Legal experts said the distinction matters because it preserves the Federal Reserve's independence over monetary policy and could limit presidential influence on interest-rate decisions and market stability.
Solicitor General D. John Sauer told the court that the government concedes 'for cause' removal applies to Cook, while Paul Clement, Cook's lawyer, urged justices to protect her tenure, the oral-argument record shows.
The Federal Reserve's seven-member Board of Governors includes three Democratic appointees, and scholars warned that altering a governor's removal standard could affect U.S. monetary policy and financial markets, legal scholars said.

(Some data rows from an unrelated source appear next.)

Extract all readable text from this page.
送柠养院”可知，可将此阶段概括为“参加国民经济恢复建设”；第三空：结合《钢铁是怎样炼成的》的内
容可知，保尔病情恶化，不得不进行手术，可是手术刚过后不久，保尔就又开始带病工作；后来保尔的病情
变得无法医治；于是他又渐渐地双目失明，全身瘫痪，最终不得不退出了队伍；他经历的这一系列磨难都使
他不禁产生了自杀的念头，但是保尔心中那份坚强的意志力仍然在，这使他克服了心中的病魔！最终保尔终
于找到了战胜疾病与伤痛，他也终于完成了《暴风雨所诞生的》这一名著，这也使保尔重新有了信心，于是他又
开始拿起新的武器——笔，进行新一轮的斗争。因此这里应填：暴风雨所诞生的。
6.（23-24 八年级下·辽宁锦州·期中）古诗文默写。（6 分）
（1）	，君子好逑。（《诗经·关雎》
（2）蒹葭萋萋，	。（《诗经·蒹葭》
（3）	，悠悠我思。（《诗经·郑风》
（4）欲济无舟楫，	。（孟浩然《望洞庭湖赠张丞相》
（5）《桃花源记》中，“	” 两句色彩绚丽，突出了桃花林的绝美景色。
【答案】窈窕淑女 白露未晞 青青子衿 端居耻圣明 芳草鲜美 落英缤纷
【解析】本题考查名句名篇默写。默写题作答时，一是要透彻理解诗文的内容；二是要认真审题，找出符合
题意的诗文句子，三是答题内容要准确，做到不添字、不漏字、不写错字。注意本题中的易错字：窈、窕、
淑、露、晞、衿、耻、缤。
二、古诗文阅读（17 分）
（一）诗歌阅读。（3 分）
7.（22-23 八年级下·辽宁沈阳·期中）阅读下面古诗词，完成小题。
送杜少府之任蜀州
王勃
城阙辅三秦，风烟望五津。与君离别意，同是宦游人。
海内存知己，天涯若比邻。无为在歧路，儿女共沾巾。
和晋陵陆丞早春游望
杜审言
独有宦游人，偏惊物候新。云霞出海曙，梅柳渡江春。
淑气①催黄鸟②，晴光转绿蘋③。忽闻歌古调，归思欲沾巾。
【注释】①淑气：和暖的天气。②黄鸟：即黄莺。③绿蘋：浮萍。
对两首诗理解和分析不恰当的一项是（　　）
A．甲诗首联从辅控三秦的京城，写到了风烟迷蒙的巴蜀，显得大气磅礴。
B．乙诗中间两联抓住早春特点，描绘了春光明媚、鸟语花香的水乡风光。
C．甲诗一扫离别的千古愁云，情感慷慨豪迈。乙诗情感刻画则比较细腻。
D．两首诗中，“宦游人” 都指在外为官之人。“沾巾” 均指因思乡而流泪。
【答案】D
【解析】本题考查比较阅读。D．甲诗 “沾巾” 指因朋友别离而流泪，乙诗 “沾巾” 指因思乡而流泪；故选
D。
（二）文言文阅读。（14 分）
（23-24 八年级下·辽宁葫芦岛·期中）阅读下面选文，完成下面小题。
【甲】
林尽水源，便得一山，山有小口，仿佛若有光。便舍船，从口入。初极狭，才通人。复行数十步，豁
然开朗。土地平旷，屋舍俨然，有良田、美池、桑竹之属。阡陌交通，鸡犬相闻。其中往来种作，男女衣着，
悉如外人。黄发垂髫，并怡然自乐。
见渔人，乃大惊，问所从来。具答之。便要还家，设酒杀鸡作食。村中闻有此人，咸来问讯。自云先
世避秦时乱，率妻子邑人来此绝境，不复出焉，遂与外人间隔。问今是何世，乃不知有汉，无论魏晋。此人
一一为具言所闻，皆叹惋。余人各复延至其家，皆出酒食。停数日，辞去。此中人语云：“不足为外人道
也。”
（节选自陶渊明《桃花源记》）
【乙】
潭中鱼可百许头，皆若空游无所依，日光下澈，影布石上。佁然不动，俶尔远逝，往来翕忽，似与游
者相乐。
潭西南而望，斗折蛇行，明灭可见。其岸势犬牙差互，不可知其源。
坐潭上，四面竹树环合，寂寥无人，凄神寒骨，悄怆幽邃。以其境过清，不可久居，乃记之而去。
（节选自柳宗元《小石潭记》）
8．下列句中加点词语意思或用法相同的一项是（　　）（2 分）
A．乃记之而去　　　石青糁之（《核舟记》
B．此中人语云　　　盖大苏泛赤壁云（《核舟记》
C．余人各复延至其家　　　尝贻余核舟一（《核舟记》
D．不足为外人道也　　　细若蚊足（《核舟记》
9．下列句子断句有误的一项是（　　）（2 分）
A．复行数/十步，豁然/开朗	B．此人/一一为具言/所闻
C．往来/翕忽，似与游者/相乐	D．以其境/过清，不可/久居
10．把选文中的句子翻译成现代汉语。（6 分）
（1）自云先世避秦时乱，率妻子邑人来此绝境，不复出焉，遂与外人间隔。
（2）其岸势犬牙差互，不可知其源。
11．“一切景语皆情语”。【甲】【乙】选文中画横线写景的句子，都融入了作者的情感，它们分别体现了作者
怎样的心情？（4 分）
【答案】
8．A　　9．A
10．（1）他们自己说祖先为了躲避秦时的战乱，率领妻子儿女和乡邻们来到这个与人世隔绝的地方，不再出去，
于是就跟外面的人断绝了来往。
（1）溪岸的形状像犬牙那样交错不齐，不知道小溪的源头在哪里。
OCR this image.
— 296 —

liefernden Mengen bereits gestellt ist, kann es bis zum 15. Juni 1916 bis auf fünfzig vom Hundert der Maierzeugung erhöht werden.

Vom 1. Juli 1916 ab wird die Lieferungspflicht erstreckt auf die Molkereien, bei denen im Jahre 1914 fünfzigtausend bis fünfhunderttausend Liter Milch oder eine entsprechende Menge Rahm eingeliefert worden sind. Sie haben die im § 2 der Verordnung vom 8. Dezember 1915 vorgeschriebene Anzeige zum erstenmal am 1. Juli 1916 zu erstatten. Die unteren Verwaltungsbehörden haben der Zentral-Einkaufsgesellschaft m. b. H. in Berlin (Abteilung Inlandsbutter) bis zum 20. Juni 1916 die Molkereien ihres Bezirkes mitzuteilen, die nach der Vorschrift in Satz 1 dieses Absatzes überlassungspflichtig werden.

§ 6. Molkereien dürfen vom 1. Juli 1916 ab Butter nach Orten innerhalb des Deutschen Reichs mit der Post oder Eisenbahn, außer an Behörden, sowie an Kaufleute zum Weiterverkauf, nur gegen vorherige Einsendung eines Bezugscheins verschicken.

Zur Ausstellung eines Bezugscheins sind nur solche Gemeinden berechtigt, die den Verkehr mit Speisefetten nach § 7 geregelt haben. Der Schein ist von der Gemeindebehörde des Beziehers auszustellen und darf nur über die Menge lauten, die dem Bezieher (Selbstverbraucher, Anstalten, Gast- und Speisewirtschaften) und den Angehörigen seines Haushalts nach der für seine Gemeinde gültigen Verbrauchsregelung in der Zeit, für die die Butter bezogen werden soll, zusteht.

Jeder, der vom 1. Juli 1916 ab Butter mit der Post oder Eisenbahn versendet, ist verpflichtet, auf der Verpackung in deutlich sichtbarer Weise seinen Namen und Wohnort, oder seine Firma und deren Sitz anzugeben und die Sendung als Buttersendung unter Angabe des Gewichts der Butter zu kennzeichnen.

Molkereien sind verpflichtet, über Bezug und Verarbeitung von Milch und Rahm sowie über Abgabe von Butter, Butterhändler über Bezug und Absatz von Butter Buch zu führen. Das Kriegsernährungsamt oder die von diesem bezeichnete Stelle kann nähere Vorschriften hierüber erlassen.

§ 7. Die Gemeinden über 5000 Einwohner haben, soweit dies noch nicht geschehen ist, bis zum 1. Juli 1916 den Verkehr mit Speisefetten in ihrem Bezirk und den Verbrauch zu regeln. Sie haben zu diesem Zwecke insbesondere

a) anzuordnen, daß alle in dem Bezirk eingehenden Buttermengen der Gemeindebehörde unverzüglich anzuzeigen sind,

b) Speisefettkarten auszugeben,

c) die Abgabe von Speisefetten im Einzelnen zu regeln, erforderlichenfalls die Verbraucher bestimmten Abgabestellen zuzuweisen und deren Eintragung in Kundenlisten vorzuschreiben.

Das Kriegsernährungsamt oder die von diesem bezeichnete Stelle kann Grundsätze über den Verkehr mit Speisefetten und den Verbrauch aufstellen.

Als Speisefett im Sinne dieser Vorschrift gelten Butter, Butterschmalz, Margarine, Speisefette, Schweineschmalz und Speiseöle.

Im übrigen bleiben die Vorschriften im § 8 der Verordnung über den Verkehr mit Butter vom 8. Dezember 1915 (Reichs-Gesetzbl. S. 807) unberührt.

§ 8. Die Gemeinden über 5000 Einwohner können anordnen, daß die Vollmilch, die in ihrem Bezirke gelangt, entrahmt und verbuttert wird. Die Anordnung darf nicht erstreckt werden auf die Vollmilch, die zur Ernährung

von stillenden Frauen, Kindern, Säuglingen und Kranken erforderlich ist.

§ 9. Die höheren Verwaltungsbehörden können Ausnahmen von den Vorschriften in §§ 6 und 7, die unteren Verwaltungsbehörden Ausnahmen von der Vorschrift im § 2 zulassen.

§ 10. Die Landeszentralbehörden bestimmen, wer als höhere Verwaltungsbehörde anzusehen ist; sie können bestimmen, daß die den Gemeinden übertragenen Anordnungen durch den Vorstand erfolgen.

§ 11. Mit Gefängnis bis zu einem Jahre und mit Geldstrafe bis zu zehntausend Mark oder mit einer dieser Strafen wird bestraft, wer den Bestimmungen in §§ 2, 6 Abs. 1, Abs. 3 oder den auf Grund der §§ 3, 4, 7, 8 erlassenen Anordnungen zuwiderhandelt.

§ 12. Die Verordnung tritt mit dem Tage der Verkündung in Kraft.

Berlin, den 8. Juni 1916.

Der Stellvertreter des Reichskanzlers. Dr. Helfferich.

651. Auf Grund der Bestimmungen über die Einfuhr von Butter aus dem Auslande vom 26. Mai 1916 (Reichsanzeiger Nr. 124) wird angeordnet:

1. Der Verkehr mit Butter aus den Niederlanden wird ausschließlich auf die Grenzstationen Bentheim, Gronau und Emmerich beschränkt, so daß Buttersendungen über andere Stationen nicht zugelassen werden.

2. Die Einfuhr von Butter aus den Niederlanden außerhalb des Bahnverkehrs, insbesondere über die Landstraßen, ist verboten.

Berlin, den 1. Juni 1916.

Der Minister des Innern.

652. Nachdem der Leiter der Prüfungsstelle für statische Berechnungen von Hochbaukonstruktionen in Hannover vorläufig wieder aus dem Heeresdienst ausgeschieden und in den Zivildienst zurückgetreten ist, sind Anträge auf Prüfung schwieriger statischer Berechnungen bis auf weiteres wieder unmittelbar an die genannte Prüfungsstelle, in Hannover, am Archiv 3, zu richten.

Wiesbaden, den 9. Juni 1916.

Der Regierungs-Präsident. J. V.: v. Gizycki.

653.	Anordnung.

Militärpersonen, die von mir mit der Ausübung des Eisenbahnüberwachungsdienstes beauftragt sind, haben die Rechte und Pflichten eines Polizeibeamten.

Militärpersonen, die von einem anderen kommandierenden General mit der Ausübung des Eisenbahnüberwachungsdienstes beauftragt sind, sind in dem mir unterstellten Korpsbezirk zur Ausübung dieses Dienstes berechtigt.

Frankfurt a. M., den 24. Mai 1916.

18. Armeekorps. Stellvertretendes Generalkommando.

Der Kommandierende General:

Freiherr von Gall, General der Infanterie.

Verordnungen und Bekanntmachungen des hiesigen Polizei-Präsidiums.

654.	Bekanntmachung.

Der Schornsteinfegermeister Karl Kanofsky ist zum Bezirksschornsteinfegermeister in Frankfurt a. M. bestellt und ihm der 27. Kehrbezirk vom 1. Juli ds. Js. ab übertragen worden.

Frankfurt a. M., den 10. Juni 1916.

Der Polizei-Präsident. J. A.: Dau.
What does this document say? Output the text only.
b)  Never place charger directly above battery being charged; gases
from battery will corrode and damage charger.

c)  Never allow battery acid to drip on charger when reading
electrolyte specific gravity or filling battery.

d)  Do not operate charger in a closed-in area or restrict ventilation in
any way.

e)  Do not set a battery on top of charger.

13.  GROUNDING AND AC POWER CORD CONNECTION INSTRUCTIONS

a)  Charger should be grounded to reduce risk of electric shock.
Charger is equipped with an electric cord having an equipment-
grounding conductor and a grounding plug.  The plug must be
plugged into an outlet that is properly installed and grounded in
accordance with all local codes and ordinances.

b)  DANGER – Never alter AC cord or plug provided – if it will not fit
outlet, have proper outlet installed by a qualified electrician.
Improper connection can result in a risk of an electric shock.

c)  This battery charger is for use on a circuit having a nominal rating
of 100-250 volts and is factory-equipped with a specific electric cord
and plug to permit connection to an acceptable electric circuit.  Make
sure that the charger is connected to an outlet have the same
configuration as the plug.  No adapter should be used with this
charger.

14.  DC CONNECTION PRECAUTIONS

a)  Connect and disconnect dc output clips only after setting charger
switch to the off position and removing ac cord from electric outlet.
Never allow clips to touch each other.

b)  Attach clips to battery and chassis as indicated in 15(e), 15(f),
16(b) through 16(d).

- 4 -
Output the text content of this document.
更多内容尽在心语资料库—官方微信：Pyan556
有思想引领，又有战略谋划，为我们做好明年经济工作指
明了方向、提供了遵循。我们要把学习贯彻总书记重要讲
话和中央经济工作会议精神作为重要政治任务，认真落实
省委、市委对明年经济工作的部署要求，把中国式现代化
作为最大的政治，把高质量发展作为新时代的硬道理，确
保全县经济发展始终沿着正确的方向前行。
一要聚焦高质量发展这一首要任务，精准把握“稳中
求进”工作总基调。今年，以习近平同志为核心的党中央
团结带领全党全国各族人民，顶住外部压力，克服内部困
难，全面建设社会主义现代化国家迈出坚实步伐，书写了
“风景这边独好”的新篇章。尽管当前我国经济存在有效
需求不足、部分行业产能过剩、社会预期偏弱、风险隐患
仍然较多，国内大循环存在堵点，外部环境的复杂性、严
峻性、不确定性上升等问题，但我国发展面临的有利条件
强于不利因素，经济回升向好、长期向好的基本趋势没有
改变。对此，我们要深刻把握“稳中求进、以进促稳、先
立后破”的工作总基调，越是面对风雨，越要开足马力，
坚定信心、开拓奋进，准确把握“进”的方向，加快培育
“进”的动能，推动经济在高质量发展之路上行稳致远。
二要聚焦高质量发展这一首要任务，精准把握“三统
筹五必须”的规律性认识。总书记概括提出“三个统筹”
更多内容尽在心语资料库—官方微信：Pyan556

The Supreme Court will first decide whether Lisa Cook can remain in office while lower courts adjudicate the broader firing dispute, and the court may later issue fuller rulings explaining why the Fed differs from other independent agencies, court filings and lawyers said.
Analysis
Center-leaning sources frame the story as an unprecedented constitutional threat by foregrounding Trump's pattern ('You’re fired'), stressing that removing a Fed governor is 'crossing a line,' and highlighting the historic nature of the attempt. They prioritize legal experts and Fed defenders, emphasize the Supreme Court setback for the White House, and marginalize pro-removal justifications.